With illegal drugs, they have already been government certified (class A, B or C) and they are only available on the black market, where there is no incentive to hide what they really are (assuming they are not cut).
With drugs that have not been formally classified, this is legally a gray area, they are technically sold "not for human consumption" and thus marketed "legally" as "bath salts", "plant feeder", "room odorizer" etc... a form of legal plausible deniability for the manufacturer and the shop.
Due to the current legal framework, adding a true ingredients list would only provide additional legal liability to the manufacturer, both alerting the authorities to a new chemical they should look to ban, plus highlighting that the product is indeed "illegal" once the government gets around to updating its list of banned chemicals.
Thus we see the ingredients marked as "ketones", which sounds chemical and technical, but its vague to the point of only describing that molecule has a C=O functional group somewhere inside.
Also in the commercialised "legal high" world, there are no drug patents, only trade secrets. Commercial value comes from scarcity, and if the product itself is not scarce (assuming you know its name), the value comes from the brand name and not disclosing the secret.

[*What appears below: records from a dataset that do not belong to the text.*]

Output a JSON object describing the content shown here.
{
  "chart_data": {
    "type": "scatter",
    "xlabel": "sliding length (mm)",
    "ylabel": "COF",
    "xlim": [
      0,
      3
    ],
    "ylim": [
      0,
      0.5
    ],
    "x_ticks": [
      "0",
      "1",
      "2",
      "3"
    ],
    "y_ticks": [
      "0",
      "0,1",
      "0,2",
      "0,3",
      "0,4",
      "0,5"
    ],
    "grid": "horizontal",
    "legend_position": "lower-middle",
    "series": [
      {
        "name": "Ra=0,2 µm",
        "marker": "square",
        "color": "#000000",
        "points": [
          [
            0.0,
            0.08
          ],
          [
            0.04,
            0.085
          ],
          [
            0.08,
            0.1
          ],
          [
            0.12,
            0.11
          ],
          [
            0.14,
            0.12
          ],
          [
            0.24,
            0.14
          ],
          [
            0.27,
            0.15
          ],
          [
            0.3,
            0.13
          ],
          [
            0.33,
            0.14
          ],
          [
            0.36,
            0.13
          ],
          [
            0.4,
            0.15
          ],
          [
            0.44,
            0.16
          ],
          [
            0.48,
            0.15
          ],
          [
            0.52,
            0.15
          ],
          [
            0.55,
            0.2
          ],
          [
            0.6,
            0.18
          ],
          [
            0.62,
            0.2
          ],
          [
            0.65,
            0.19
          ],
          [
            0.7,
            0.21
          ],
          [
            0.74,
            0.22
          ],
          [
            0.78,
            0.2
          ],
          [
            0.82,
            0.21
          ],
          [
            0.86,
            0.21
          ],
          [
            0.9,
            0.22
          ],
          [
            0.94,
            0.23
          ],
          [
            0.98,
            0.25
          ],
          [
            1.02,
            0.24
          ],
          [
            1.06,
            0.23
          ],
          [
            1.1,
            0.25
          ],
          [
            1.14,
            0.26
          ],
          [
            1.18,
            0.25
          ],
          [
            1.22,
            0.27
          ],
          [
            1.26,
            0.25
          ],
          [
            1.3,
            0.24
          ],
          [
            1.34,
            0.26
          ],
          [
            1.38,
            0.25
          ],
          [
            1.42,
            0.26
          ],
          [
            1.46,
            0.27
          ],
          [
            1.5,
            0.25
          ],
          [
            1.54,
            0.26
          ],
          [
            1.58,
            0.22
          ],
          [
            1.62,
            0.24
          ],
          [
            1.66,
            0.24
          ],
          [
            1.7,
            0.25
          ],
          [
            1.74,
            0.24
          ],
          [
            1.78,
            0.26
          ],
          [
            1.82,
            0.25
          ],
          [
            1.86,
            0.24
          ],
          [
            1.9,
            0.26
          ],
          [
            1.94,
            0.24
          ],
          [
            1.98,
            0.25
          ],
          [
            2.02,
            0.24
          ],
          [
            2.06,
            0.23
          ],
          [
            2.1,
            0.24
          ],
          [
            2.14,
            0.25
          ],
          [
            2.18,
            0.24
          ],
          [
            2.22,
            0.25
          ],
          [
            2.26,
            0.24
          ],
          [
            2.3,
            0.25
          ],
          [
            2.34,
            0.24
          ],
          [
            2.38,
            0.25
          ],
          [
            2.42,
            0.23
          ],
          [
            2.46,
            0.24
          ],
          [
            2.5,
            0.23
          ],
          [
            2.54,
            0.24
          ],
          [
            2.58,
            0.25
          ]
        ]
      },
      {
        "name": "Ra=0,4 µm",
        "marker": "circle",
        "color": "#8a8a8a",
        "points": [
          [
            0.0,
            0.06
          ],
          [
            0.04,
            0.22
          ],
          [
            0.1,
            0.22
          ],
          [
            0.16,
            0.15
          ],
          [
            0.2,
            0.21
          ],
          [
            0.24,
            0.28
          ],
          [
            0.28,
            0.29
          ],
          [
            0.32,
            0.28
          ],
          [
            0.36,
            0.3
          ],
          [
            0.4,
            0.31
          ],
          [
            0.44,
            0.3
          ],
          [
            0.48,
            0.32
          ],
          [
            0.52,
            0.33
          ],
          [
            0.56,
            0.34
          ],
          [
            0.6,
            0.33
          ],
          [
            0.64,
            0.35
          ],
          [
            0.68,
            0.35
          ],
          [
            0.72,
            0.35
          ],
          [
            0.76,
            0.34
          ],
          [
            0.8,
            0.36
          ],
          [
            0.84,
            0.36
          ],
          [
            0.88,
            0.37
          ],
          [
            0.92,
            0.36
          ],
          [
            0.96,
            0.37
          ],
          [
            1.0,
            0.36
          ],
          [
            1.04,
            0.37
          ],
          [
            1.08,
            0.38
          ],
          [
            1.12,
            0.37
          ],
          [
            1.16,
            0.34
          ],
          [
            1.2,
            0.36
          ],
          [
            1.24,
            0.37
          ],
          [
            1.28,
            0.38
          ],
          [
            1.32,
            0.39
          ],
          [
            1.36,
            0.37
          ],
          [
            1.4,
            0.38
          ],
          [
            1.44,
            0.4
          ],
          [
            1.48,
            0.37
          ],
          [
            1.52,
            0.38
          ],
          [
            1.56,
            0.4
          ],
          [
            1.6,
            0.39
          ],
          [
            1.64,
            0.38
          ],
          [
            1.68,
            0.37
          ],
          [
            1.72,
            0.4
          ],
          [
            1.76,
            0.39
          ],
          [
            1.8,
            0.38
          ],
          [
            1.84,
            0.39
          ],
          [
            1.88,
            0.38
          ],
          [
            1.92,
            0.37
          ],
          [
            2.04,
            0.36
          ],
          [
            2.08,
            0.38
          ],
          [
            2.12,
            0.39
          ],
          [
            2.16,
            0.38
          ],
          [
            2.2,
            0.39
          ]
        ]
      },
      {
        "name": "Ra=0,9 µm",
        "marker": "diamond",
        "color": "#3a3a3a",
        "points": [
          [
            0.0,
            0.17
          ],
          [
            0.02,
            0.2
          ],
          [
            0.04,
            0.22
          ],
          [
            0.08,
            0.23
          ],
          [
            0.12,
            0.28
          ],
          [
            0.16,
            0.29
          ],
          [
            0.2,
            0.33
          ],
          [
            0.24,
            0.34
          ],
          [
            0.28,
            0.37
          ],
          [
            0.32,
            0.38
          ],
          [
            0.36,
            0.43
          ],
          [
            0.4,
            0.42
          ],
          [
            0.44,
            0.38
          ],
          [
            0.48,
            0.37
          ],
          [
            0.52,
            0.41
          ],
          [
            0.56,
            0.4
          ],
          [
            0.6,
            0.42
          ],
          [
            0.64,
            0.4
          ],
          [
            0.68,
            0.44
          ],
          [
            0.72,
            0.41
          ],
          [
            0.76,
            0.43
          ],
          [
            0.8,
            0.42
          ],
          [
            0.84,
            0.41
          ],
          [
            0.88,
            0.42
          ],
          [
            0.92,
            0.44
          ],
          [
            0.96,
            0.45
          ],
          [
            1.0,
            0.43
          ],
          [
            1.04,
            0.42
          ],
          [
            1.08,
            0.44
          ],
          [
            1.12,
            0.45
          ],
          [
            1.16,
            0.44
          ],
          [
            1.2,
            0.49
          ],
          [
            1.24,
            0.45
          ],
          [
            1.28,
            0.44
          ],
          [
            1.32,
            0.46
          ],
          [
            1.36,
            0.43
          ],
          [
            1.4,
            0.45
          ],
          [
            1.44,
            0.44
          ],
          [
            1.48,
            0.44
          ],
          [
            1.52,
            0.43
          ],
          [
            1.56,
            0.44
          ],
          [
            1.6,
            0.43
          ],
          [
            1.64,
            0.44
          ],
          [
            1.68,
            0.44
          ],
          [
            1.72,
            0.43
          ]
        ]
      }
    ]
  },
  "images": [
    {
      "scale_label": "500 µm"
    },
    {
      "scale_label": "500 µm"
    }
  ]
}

The downside is that nobody really knows what they are taking, the scarcity of the tried and tested drugs (which are now all illegal) means only the new and untested drugs are legally available, until human clinical trials show its effective enough to become popular enough for journalists to talk about it, at which point the government bans the effective drug, until the human teenage guinea pigs find something else for the government to ban. It becomes even harder for the new generation to research and stay safe when attempting to get high responsibly.
This is all a dark artefact of the drug licensing laws that try to prohibit rather than regulate recreational drugs. However this would require a law saying you are allowed to openly state that an untested chemical is intended for human consumption and that information regarding its composition and known safety (even if its not been through formal clinical trials) is included and openly stated.